Palmerston North’s ED, which serves about 189,000 people, sees three times the number of patients annually that it was designed to handle. “Our department is constantly overwhelmed,” Prisk wrote to the Te Whatu Ora executives.
It has an acute shortage of doctors to serve those patients, which has been compounded by unexpected resignations, senior doctors reducing hours, and problems attracting clinicians to the area. At the time of Prisk’s letter, it was missing the equivalent of 11 fulltime junior doctors (about half of what it has budgeted for) and five senior doctors.
Prisk told colleagues weeks ago that the rosters included many days when there would be little or even no medical cover, according to internal emails obtained by the Herald. “I do not have a solution for the empty nights,” he wrote. “Very likely, there will be no solution.”
When Prisk escalated his concerns to the top of Te Whatu Ora, it took more than two weeks to get a reply.
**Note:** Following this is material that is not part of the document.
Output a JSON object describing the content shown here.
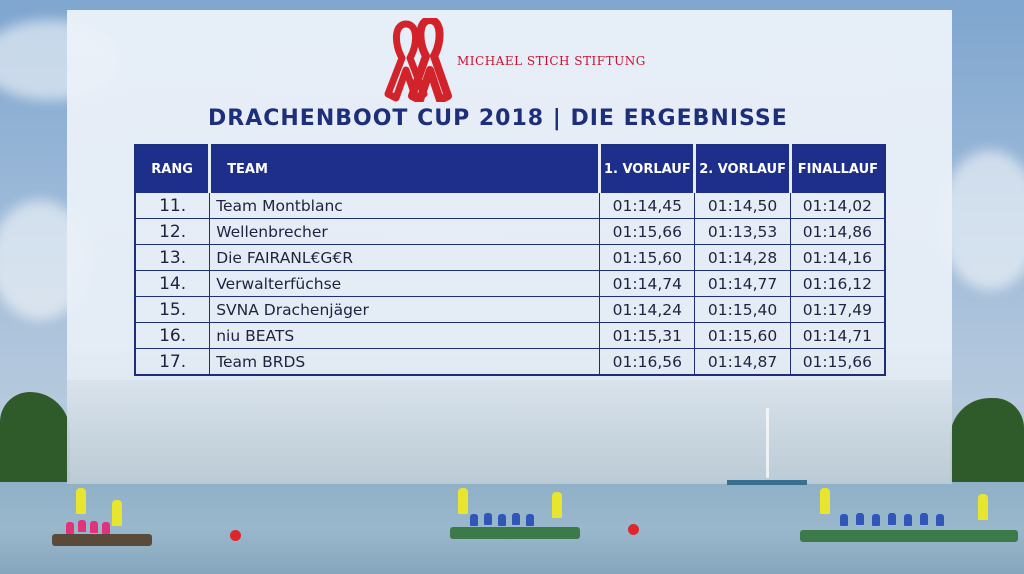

Sarah Dalton, executive director of the Association of Salaried Medical Specialists, the senior doctors’ union, said Te Whatu Ora “continues to leave the burden on small groups of individual clinicians, which is utterly unacceptable”.
Dr Nick Baker, Te Whatu Ora’s interim chief medical officer, said: “We know that pressure from shortages in our workforce is being felt on the frontlines of our health system, and these shortages are having a huge impact on our people and on the services we can deliver.”
“We can’t fix those shortages quickly, but are doing what we can to alleviate pressure and get more staff into our hospitals and other services.”
In addition to a national workforce plan aimed at recruiting and training more medical staff in the long term, Baker said the health authority is doing what it can to plug roster gaps in Palmerston North. Hospitals in other regions have been asked to redeploy doctors there, and approaches have been made to local doctors with ED experience.
However, Dr Kate Allan, an emergency physician in Auckland and spokeswoman for the Australasian College of Emergency Medicine, said many other departments around the country are also severely pressured, and so there aren’t doctors to spare.
“You’re effectively robbing Peter to pay Paul,” Allan said. “There isn’t enough workforce in those other, bigger places to support the smaller places … Everyone is quite thin on the ground and trying to manage their own workforce, so it’s difficult to share the load.”
The staffing crisis has been building for a long time, Allan said, and is compounded by clinicians leaving or reducing their hours as conditions in departments get more difficult. Resolving it will require a sustained commitment to training and recruiting more staff and investment in services adjacent to EDs. One thing that urgently needs to be addressed, Allan said, is patients getting stuck for hours because there aren’t enough beds in hospital wards to refer them to.
Alex Spence is a senior investigative journalist based in Auckland. Before joining the Herald, he spent 17 years in London, where he worked for the Times, Politico and BuzzFeed News.